68 % of kids watch tv daily. out of 12 kids what is the probability that:
a. Exactly six kids watch tv daily
b. Six or less kids watch tv daily
c. Seven or more kids watch tv daily
d. Find the mean for the distribution
This is a case of binomial distribution
Prob(watching) = .68/100 = 17/25
prob(not watching) = 8/25
a) Prob(exactly 6 out of 12 watching)
=C(12,6)(17/25)^6(8/25)^6 = ....
b) prob(6 or less)
= Prob(exactly 1) + Prob(exacly 2) + prob(exactly 3) + .. prob(exactly 6)
= C(12,1)(17/25)(8/25)^11 + C(12,2)(17/25)^2(8/25)^10 + .. + C(12,6)(17/25)^6(8/25)^6
do the others the same way
hope you have a good calculator.
We can use excel for this. do you know how I would set it up in excel?

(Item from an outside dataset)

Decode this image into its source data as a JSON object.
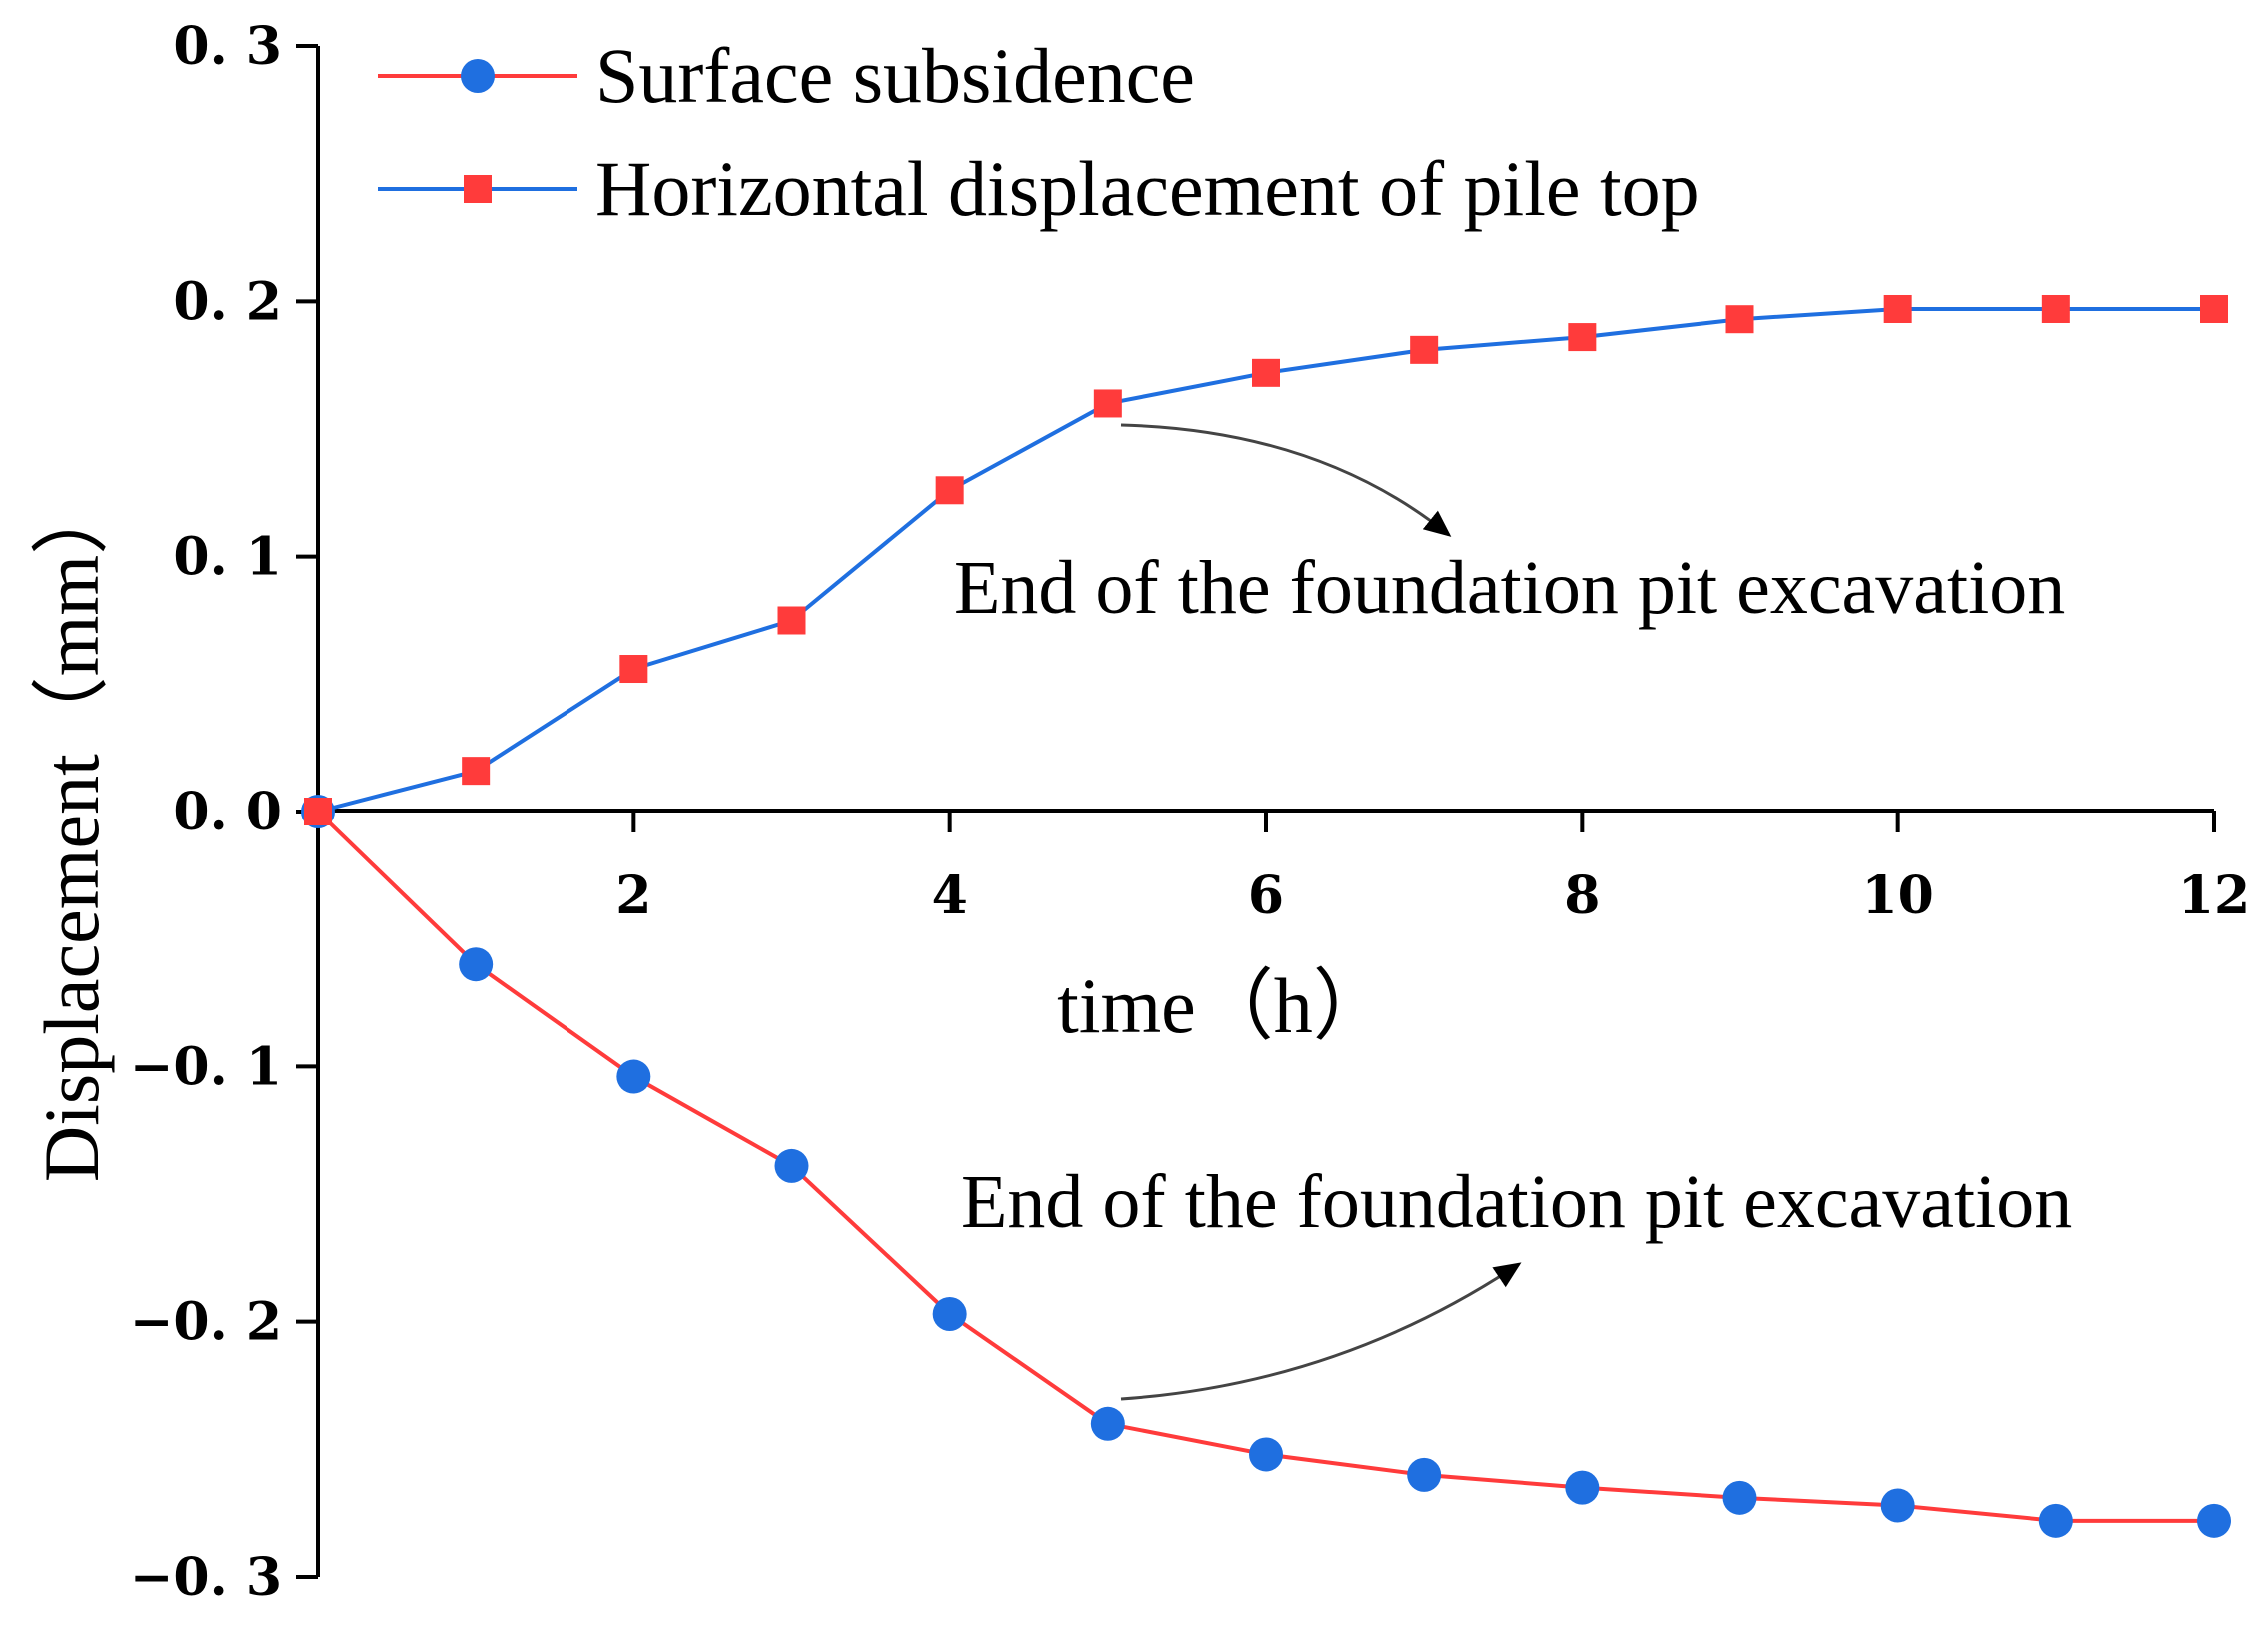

To find the probability for each scenario, you need to use the binomial probability formula:
P(X=k) = nCk * p^k * (1-p)^(n-k)
Where:
- P(X=k) is the probability of exactly k successes
- n is the total number of trials (in this case, the number of kids)
- k is the number of desired successful outcomes (in this case, the number of kids watching TV daily)
- nCk (read as "n choose k") is the binomial coefficient, calculated as n! / (k! * (n-k)!), where ! denotes the factorial of a number
- p is the probability of success for each trial (in this case, the percentage of kids watching TV daily, which is 68% or 0.68)
- (1-p) is the probability of failure for each trial (1 - 0.68 = 0.32 in this case)
With that understanding, let's solve the given scenarios:
a. Exactly six kids watch TV daily:
Using the binomial probability formula, plug in n=12, k=6, and p=0.68:
P(X=6) = 12C6 * 0.68^6 * (1-0.68)^(12-6)
b. Six or fewer kids watch TV daily:
To find this probability, you need to calculate the probabilities of each scenario where k ranges from 0 to 6 (inclusive), and then sum them up:
P(X ≤ 6) = P(X=0) + P(X=1 ) + P(X=2) + P(X=3) + P(X=4) + P(X=5) + P(X=6)
c. Seven or more kids watch TV daily:
Similarly, to find this probability, you need to calculate the probabilities of each scenario where k ranges from 7 to 12 (inclusive), and then sum them up:
P(X ≥ 7) = P(X=7) + P(X=8) + P(X=9) + P(X=10) + P(X=11) + P(X=12)
d. Find the mean for the distribution:
The mean (expected value) for a binomial distribution is given by the formula:
Mean = n * p
Plug in n=12 and p=0.68 to calculate the mean.